In a deal news, billionaire Li-Ka-Shing's Hutchinson's Whampoa announced an agreement to buy Orange Austria in a 1.3 billion euro-deal.
Europe The major European markets are trading with moderate gains, with traders remaining optimistic despite the debt imbroglio of the region and the overbought levels of the markets.
In another deal news, U.K.-based Misys confirmed that it is in talks with Switzerland-based Temenos for a possible merger with the latter. Misys had earlier failed to clinch a deal with U.S.-based Fidelity National Information Services (FIS).
Revised service sector activity indicator for the eurozone released by Markit Economics showed that the sector saw expansion in January, although at a slightly slower pace than initially estimated. Meanwhile, the corresponding indicator for the U.K. showed that the headline business activity index rose 2 points to 56, the highest reading since March 2011. Economists had forecast the indicator to have declined to 53.3.
U.S. Economic Reports Payrolls expanded by much more than economists had predicted in January, while the unemployment rate declined. The U.S. economy added 243,000 jobs in January, according to statistics released by the Department of Labor on Friday. Economists had expected an increase of 135,000

The report showed that the unemployment rate came in at 8.3 percent.
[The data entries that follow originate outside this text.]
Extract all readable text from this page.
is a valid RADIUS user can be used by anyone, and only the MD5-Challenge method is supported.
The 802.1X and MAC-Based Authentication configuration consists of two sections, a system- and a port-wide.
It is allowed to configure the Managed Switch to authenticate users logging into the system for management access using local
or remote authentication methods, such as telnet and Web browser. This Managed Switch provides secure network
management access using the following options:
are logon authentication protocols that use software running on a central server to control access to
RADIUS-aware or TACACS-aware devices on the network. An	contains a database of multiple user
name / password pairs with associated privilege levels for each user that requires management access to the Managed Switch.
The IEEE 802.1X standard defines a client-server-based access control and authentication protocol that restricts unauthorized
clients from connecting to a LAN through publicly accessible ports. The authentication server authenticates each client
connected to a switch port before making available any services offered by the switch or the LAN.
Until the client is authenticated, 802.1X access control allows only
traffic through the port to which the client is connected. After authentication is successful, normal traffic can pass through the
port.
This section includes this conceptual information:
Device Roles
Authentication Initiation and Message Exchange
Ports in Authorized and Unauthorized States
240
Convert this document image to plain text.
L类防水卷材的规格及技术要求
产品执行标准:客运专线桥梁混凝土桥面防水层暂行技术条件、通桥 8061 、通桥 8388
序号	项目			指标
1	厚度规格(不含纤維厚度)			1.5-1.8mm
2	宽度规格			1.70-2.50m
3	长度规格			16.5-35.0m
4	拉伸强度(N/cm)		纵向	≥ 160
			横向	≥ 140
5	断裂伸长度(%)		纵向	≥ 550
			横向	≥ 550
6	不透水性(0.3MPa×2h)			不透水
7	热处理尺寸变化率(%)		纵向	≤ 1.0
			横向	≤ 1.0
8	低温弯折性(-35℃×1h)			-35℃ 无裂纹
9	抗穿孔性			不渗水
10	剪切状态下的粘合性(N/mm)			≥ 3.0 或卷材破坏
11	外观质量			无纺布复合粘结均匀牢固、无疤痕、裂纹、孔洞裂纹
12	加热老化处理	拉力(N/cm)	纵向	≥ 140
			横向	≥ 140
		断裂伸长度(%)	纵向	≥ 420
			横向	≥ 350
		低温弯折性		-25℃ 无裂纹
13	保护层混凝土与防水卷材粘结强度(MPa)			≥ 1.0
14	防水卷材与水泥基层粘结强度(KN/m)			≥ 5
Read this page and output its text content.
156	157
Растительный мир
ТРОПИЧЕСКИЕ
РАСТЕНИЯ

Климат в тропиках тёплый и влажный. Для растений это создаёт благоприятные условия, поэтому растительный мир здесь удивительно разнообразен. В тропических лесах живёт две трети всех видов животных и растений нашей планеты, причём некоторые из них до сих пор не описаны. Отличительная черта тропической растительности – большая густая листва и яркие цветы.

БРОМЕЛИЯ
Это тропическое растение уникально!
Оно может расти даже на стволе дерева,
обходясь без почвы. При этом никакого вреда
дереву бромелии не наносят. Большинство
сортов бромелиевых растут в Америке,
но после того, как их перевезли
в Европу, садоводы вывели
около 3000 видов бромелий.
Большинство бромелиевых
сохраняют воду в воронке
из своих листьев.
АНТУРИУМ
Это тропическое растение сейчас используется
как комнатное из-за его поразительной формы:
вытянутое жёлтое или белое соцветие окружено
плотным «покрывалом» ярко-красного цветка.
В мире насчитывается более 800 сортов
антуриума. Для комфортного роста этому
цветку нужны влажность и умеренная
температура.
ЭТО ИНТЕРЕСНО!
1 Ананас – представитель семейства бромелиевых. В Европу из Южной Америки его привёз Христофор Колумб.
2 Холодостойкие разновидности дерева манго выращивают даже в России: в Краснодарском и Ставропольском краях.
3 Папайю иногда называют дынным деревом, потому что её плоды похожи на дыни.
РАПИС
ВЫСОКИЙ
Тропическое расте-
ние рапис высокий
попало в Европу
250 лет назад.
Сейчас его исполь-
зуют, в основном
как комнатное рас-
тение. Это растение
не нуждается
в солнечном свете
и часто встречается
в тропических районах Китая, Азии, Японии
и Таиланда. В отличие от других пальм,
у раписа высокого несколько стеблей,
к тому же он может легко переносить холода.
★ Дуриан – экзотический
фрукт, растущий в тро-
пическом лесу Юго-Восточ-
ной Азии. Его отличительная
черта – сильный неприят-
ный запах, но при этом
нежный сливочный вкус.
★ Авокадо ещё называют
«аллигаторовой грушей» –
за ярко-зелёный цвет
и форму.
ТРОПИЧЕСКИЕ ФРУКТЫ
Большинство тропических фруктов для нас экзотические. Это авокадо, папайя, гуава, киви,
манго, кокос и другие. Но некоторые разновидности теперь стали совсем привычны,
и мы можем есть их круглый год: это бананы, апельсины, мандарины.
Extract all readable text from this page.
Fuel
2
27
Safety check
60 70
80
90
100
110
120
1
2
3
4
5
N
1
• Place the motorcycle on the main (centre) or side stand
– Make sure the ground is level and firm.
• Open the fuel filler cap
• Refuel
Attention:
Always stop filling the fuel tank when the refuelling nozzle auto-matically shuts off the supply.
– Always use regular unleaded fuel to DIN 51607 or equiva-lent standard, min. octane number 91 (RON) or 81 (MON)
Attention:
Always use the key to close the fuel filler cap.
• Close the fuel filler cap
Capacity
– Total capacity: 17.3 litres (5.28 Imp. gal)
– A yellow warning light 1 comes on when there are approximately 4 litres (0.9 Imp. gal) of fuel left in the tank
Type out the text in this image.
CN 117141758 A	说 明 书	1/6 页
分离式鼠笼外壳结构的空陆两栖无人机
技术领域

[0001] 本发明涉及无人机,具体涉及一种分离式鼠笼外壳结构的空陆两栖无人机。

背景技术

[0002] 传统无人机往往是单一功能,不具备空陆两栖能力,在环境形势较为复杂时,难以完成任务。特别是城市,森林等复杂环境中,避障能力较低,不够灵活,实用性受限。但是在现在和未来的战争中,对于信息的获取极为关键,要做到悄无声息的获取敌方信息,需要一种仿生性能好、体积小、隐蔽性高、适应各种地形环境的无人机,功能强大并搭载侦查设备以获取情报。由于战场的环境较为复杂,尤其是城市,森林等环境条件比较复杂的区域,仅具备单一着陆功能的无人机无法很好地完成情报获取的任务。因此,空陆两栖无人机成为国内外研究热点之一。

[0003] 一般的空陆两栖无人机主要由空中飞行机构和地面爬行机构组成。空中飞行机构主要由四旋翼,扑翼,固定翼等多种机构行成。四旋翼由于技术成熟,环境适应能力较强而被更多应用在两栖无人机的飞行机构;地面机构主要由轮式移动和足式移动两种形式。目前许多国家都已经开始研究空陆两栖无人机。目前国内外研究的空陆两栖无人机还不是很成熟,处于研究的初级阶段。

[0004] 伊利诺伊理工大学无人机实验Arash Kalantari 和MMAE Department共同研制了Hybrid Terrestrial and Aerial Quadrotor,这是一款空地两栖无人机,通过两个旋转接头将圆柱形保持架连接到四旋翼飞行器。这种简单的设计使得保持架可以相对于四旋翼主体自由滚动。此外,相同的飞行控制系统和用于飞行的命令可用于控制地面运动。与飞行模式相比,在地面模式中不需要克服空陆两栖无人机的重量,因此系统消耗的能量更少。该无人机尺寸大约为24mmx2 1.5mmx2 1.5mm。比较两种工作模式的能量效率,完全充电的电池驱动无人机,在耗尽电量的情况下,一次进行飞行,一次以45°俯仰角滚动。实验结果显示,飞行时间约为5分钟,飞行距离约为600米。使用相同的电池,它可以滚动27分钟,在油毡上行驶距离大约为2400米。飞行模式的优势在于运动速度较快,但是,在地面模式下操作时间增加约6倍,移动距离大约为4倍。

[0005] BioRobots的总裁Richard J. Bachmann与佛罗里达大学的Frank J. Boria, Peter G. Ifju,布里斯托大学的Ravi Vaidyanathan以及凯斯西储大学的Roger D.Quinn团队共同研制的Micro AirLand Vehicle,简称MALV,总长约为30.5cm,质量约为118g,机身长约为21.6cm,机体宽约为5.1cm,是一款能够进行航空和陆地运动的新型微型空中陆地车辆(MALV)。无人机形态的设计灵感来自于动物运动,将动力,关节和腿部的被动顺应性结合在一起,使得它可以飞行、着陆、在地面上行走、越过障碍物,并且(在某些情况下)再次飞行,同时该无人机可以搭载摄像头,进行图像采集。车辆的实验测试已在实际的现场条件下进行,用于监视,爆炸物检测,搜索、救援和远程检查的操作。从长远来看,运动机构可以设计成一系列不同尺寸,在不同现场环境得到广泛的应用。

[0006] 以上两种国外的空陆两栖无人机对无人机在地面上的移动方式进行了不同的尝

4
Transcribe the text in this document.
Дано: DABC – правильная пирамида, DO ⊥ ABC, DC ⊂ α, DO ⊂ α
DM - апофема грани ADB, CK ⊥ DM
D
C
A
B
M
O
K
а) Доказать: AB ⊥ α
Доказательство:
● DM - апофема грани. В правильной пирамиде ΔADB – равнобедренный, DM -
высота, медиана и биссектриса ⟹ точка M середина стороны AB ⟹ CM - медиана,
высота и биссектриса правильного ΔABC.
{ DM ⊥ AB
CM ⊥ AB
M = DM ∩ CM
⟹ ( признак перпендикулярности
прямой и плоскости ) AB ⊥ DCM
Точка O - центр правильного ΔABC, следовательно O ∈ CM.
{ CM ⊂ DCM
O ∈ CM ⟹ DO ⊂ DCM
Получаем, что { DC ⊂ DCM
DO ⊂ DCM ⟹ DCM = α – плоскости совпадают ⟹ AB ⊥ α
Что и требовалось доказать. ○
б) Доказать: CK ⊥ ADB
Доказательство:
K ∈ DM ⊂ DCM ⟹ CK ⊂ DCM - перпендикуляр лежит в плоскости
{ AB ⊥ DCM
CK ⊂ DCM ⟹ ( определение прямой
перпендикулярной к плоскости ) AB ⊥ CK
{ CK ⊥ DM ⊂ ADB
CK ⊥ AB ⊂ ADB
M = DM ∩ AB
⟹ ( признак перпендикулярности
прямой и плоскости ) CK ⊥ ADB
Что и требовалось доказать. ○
Economists were looking for the jobless rate to hold steady at 8.5 percent

The unemployment rate continued to tick downward, falling to 8.5 percent in December, although the November unemployment rate was revised up to 8.7 percent from the 8.6 percent initially reported.
The Commerce Department is due to release its report on factory goods orders for December at 10 am ET. Economists estimate a 1.5 percent increase in orders for factory goods.

Durable goods, which make up the bulk of factory goods showed a better than expected 3 percent increase in December compared to the previous month. Excluding transportation orders, orders were still up 2.1 percent. More importantly, core capital goods orders, which exclude defense aircraft and parts, rebounded by 2.9 percent in December. Shipments of this category of goods, which is directly plugged into GDP calculations, improved 2.6 percent.
In November, factory goods as a whole experienced a 1.8 percent increase in orders. Shipments of this category of goods rose marginally and unfilled orders were up a steeper 1.3 percent.
The Institute for Supply Management is scheduled to release the results of its non-manufacturing survey at 10 am ET. The non-manufacturing index is likely to show a reading of 53.3 for January.

The service sector survey for December showed that the sector continued to expand at a slightly faster rate. The non-manufacturing index rose to 52.67 in December from 52 in November. The business activity index remained flat at 56.2 and the new orders index edged up 0.2 points to 53.2, while the order backlogs index slipped 2.5 points to 45.5. The employment index, though up 0.5 points to 49.4, suggested a contracting job market.
Stocks in FocusIn corporate news, Weyerhaeuser (WY) reported fourth quarter adjusted earnings of $77 million or 14 cents per share, higher than $52 million last year. Revenues were about in line with estimates.
Polaris (PII) announced a 64 percent increase in its regular quarterly dividend to 37 cents per share, effective in the first quarter 2012.
Cymer (CYMI) reported better than expected fourth quarter results, while it issued weak revenue guidance for the first quarter.
Thor Industries (THO) reported preliminary sales of $596.40 million for its second quarter, ahead of the consensus estimate.
Coldwater Creek (CWTR) promoted CFO Jim Bell to the newly created role of COO.
Video game software makers THQ, Inc. (THQI) and Take-two Interactive (TTWO) after peer Electronic Arts (EA) released solid holiday quarter results. THQ posted weaker than expected results for its third quarter and issued a bleak forecast. Take-two reported third quarter earnings that exceeded estimates, while it slashed its forecast for the year below the consensus estimate.
Acme Packet's (APKT) fourth quarter earnings were below estimates.